I don’t disagree with you its just not what’s happening now. If that is all you got you ain’t got much these days.
The “bigger” issue regarding all of this is that China and Russia are apparently Venezuela’s current customers for oil. Seems like that’s going to be changing.
Seems to me that folks focus more on Trump, compared to actual competitors (and potential enemies) of the U.S. – especially China.
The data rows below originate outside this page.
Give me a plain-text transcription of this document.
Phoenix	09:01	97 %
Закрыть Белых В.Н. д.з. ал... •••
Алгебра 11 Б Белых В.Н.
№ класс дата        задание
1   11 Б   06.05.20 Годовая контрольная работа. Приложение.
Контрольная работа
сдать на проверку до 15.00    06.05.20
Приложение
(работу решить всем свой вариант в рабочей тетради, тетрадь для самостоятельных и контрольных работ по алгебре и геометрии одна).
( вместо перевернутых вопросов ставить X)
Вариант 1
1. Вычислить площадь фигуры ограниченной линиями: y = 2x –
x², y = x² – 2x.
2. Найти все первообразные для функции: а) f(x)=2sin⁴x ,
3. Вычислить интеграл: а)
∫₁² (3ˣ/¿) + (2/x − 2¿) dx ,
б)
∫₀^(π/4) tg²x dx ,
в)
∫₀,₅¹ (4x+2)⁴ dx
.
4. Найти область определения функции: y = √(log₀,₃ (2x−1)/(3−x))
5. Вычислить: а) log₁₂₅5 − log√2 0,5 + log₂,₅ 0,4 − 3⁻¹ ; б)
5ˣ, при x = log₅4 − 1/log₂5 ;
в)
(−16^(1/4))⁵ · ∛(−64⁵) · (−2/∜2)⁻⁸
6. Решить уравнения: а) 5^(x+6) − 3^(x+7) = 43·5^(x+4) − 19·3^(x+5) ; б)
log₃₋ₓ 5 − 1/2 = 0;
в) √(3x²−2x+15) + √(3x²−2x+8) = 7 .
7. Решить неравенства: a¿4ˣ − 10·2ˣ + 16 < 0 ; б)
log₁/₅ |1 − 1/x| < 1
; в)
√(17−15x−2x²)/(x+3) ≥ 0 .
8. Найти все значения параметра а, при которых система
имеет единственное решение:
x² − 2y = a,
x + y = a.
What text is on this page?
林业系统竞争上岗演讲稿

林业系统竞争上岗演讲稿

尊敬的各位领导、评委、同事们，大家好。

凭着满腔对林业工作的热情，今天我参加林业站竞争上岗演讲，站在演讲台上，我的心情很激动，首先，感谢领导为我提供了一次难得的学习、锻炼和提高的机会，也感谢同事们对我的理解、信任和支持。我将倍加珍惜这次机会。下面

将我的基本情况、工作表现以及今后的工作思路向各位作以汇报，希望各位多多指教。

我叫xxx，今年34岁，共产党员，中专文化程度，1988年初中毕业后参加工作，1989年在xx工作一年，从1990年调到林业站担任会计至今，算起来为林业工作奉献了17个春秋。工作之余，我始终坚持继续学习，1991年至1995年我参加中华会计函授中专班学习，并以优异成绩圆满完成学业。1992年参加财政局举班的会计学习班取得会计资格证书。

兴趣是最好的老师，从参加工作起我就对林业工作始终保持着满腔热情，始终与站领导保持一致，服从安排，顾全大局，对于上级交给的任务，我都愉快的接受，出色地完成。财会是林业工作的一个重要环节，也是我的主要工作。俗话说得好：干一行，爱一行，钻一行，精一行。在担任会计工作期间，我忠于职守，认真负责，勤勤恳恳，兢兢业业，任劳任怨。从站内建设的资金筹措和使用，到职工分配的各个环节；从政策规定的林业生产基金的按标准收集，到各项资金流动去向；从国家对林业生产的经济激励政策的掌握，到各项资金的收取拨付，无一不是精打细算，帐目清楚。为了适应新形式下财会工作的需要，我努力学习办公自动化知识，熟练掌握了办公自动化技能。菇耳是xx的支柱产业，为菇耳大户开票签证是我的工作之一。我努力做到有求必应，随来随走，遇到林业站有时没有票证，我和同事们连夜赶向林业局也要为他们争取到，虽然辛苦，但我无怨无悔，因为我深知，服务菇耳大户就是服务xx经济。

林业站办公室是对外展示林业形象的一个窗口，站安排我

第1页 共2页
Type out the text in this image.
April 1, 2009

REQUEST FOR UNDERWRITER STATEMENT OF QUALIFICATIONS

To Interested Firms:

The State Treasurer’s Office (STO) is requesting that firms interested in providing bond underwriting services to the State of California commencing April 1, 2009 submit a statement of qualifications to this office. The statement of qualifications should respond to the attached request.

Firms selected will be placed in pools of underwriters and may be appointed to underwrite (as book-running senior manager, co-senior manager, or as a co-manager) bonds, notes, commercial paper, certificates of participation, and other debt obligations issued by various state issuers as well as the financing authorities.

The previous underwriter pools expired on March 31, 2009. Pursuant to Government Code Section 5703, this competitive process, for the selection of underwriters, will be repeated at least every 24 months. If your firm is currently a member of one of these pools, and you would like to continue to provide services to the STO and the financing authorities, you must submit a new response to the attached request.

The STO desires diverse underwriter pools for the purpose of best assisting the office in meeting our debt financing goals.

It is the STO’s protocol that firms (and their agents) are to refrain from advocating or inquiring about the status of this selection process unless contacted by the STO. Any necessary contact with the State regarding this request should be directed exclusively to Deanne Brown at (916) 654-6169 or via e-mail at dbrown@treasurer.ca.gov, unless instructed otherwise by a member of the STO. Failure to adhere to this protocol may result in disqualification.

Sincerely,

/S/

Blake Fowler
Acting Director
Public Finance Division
Seems to me that people in this country have a false sense of security. A serious war can start pretty easily (e.g., with Taiwan). At which point, we (as well as Venezuela) might be “glad” that China isn’t getting Venezuelan oil.
Trump reminds me of Captain Kirk in an old episode of Star Trek where they go to a planet modeled after Bootleg Era gangland style rule. When Kirk figures out the scene he adorns the role of mob boss and takes over telling everyone they are now working for him. This is essentially what Trump is doing in VZ.